Carberry’s fielding has come under the spotlight, particularly his drop in Adelaide, which gave Brad Haddin a let-off on five. Haddin went on to make 118.

“It hasn’t just been Carbs, others have dropped catches and he’s been one of our better fielders on the whole,” continued Adams.

“It’s just been one of those series where the Aussies have made us pay for every mistake.”

There has at least been one significant positive for England.

Ben Stokes’s magnificent century at the WACA brought back memories of the day he clubbed Hampshire’s Liam Dawson for five successive sixes in an LV County Championship match at The Ageas Bowl, when still a teenager.

Stoke’s 120 is, by some distance, the stand-out performance of the series by an England player. But that tells its own story.

“With all due respect to Stokes and Carbs, when the least experienced guys lead the way in the series and not Cook, KP, Anderson and Bell, you know things have started to go wrong,” said Adams, who has also been alarmed by the level of sledging throughout the series.
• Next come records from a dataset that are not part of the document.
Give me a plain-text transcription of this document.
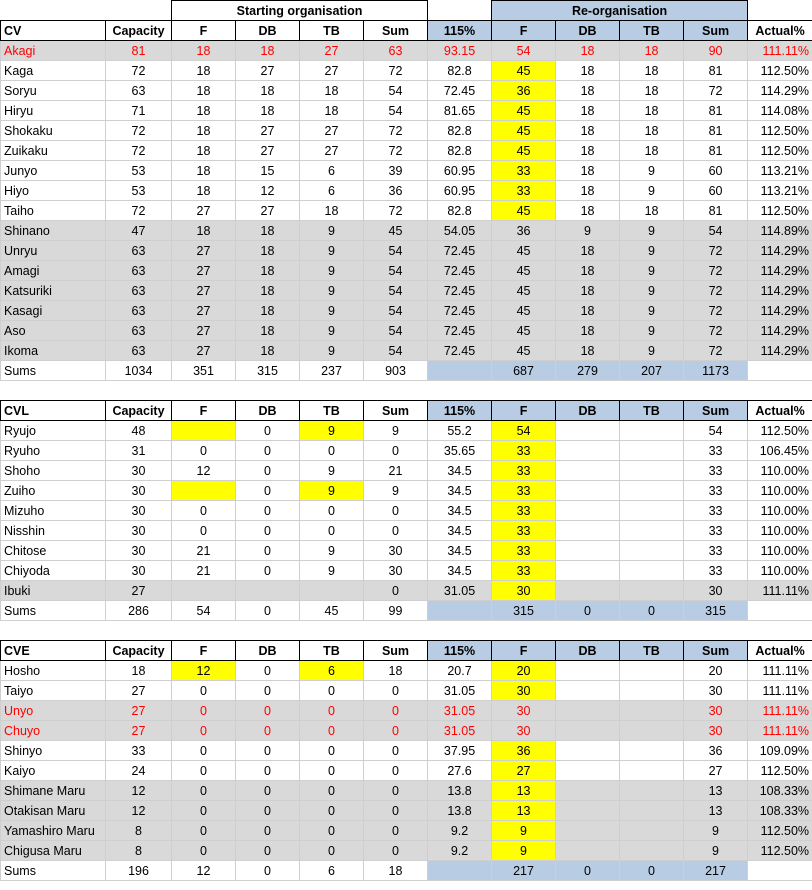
		Starting organisation					Re-organisation				
CV	Capacity	F	DB	TB	Sum	115%	F	DB	TB	Sum	Actual%
Akagi	81	18	18	27	63	93.15	54	18	18	90	111.11%
Kaga	72	18	27	27	72	82.8	45	18	18	81	112.50%
Soryu	63	18	18	18	54	72.45	36	18	18	72	114.29%
Hiryu	71	18	18	18	54	81.65	45	18	18	81	114.08%
Shokaku	72	18	27	27	72	82.8	45	18	18	81	112.50%
Zuikaku	72	18	27	27	72	82.8	45	18	18	81	112.50%
Junyo	53	18	15	6	39	60.95	33	18	9	60	113.21%
Hiyo	53	18	12	6	36	60.95	33	18	9	60	113.21%
Taiho	72	27	27	18	72	82.8	45	18	18	81	112.50%
Shinano	47	18	18	9	45	54.05	36	9	9	54	114.89%
Unryu	63	27	18	9	54	72.45	45	18	9	72	114.29%
Amagi	63	27	18	9	54	72.45	45	18	9	72	114.29%
Katsuriki	63	27	18	9	54	72.45	45	18	9	72	114.29%
Kasagi	63	27	18	9	54	72.45	45	18	9	72	114.29%
Aso	63	27	18	9	54	72.45	45	18	9	72	114.29%
Ikoma	63	27	18	9	54	72.45	45	18	9	72	114.29%
Sums	1034	351	315	237	903		687	279	207	1173	

CVL	Capacity	F	DB	TB	Sum	115%	F	DB	TB	Sum	Actual%
Ryujo	48		0	9	9	55.2	54			54	112.50%
Ryuho	31	0	0	0	0	35.65	33			33	106.45%
Shoho	30	12	0	9	21	34.5	33			33	110.00%
Zuiho	30		0	9	9	34.5	33			33	110.00%
Mizuho	30	0	0	0	0	34.5	33			33	110.00%
Nisshin	30	0	0	0	0	34.5	33			33	110.00%
Chitose	30	21	0	9	30	34.5	33			33	110.00%
Chiyoda	30	21	0	9	30	34.5	33			33	110.00%
Ibuki	27				0	31.05	30			30	111.11%
Sums	286	54	0	45	99		315	0	0	315	

CVE	Capacity	F	DB	TB	Sum	115%	F	DB	TB	Sum	Actual%
Hosho	18	12	0	6	18	20.7	20			20	111.11%
Taiyo	27	0	0	0	0	31.05	30			30	111.11%
Unyo	27	0	0	0	0	31.05	30			30	111.11%
Chuyo	27	0	0	0	0	31.05	30			30	111.11%
Shinyo	33	0	0	0	0	37.95	36			36	109.09%
Kaiyo	24	0	0	0	0	27.6	27			27	112.50%
Shimane Maru	12	0	0	0	0	13.8	13			13	108.33%
Otakisan Maru	12	0	0	0	0	13.8	13			13	108.33%
Yamashiro Maru	8	0	0	0	0	9.2	9			9	112.50%
Chigusa Maru	8	0	0	0	0	9.2	9			9	112.50%
Sums	196	12	0	6	18		217	0	0	217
“I’m not surprised by the amount of sledging but it seems to be genuine animosity,” he said. “It’s got fairly personal and there are vendettas people are trying to push through. I don’t think the Stuart Broad incident in the summer has helped.

“The Aussies have had a lot of stick and have probably copped a lot themselves from the Poms.

“But it doesn’t seem to be staying on the field. I don’t imagine there have been too many beers shared between the two sets of players, which is always something [Australia coach] Darren Lehmann was very big on when he played county cricket for Yorkshire.

“It seems that a lot of the players don’t even want to be in the same room as each other! “I know a lot of the guys reasonably well and I’d be interested to hear George Bailey’s side of it.

“But you have to hand it to Australia, they’ve gone about their game a certain way and have played a brand of cricket that I didn’t think they were capable of producing so consistently.

“They’ve found a way to win. They’ve been ultra competitive and have the type of guys you want in your team but don’t want to play against.

“Warney was the ultimate example of that, he was prepared to push the boundaries for his side to win a game.

“Some might not agree but that’s professional sport and David Warner seems to be of the same ilk. It makes them insufferable winners, but they’ve been excellent.”

Adams is as surprised as anyone by the fact that Chris Tremlett, Boyd Rankin and Steven Finn have only played one Test between them.

“I expected the series to be tough but never thought it would be so one sided,” he said. “At one point I think they had scored 1,000 runs more than us, which is an incredible amount over less than three Tests.

“Playing back-to-back Ashes series was probably to our disadvantage, there hasn’t been much time to recharge and maybe our bowlers are more brittle than we thought.”

Adams, a former Lions batsman and England Under-19 international, was reflecting on the Ashes failure en route to the national academy at Loughborough, where he is helping to coach the next generation.

He will spend the next week helping his former Hampshire teammate Iain Brunnschweiler, now an England development coach, during a training camp for an Under-17s group including Hampshire duo Joe Weatherley, another St Cross Symondians’ batting prodigy, and Brad Taylor.

“There are some very talented players coming through, particularly a lad from Lancashire and Joe’s ahead of myself at that age, he’s made some big strides,” said Adams.

“A lot can happen between 17 and when they come to make their first-class debut, but there are some very promising players going in the right direction.

“They have excellent facilities up there, they really work them hard and the boys respond well.

“They’re put under pressure and tested and challenged. I was first involved in October and was really encouraged by the way they approached it.

“I’ve been very impressed by their work ethic and character, it bodes very well.”